Grim glanced over, and his face looked like his name. “No clue,” he mumbled again, but Cedro was a liar, after all, and he could spot another one.

“What do you do, other than roll around in your own vomit?” Cedro asked.

Another rattly cough. “A little bit of everything.”

A little bit of everything. Which probably meant he took money from anyone who was desperate enough to pay an old drunk for his services. “Do you take people into the desert?” He refused to say help. Help was hardly ever what came to those who let someone else guide them out into that brutal place where even fewer laws existed than in the town where he lived.
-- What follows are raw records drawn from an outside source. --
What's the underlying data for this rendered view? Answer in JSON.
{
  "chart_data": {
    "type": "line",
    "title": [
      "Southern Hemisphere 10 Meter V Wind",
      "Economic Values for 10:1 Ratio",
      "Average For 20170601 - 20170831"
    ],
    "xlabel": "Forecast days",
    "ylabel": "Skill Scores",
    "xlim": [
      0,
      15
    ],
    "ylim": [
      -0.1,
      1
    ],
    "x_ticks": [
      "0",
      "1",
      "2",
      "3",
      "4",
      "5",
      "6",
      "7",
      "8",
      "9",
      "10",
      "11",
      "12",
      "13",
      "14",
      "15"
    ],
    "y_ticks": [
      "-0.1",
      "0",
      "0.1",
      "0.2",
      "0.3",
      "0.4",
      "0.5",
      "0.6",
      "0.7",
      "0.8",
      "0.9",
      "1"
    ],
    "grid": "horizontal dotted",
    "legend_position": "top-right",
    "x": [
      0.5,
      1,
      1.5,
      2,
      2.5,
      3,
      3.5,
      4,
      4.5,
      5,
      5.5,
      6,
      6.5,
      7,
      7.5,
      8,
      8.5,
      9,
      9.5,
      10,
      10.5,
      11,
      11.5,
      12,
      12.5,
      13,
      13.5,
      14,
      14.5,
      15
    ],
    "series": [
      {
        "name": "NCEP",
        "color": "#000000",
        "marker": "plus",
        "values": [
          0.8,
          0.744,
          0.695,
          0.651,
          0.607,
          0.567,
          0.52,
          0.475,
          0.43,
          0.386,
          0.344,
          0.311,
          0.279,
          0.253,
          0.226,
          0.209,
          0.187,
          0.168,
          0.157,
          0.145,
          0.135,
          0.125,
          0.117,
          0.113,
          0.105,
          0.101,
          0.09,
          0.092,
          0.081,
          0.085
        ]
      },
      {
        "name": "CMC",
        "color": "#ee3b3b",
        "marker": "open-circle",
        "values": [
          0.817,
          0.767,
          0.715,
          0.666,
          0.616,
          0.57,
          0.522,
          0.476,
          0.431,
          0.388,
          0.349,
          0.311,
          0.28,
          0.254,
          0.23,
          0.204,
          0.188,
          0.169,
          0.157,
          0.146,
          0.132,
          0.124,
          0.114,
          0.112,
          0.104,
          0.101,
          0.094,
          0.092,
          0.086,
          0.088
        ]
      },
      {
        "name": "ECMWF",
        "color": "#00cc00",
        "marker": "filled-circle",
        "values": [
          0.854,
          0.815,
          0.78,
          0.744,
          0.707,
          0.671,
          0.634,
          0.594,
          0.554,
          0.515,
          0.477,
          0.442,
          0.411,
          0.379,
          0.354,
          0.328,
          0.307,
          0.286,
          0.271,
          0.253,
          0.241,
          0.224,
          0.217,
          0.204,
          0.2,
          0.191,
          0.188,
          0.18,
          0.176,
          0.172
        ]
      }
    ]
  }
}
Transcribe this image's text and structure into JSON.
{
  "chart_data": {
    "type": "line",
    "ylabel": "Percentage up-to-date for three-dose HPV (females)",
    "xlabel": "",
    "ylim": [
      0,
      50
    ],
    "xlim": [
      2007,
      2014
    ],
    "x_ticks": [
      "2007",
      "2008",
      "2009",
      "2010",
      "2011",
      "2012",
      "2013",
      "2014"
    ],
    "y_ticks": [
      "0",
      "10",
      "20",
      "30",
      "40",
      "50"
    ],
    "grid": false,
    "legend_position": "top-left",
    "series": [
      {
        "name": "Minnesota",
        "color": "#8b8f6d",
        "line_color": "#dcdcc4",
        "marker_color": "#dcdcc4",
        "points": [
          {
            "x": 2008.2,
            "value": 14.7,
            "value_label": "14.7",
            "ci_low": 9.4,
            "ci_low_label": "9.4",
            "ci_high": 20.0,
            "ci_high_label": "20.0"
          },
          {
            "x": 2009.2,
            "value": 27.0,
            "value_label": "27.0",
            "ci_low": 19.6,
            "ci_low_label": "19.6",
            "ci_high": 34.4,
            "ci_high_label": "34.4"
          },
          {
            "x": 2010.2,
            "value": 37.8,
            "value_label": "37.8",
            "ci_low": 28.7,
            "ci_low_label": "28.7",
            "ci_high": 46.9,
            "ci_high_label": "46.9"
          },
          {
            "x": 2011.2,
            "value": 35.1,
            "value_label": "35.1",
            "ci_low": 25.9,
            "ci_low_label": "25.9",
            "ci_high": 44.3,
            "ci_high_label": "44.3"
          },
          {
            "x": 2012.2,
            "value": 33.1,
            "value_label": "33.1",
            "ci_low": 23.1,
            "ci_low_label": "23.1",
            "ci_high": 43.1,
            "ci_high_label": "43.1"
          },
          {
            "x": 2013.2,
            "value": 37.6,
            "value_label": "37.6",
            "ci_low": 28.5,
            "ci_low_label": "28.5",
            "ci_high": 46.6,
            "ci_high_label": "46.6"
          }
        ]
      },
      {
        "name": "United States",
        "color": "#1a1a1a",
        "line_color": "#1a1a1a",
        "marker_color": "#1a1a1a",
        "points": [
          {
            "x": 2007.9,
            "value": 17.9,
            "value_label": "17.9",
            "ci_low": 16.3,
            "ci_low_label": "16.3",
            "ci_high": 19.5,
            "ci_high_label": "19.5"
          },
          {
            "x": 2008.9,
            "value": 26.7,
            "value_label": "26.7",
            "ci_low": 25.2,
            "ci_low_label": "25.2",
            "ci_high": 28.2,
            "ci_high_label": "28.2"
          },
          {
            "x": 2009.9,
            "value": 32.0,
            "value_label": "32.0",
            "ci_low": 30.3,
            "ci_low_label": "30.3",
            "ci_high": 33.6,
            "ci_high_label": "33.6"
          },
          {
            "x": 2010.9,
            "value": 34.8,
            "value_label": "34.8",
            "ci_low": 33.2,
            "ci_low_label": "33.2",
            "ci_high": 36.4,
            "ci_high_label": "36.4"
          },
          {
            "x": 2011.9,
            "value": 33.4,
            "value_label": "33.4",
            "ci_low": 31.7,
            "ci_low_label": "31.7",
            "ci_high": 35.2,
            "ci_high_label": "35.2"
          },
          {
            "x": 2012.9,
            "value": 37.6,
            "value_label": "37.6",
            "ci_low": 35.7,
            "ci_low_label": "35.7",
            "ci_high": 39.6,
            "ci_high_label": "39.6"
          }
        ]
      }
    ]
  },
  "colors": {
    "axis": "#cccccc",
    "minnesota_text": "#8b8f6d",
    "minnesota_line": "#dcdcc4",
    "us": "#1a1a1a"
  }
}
“Sometimes,” he said. “I help those who can pay for it.”

“Help? Or use?”

“Look who’s talking, pickpocket.”

Cedro startled when the door directly in front of their cages slid open and a man walked through. He had a receding hairline and greasy black hair that fell past his shoulders. Cedro crawled quickly on his knees to the front of his cage. “Hey, mister. Let us out of here. Please. I don’t have anything you want. I’m an orphan. No parents, not a dime to my name. I sell vegetables on the street, just enough to feed myself. Please.”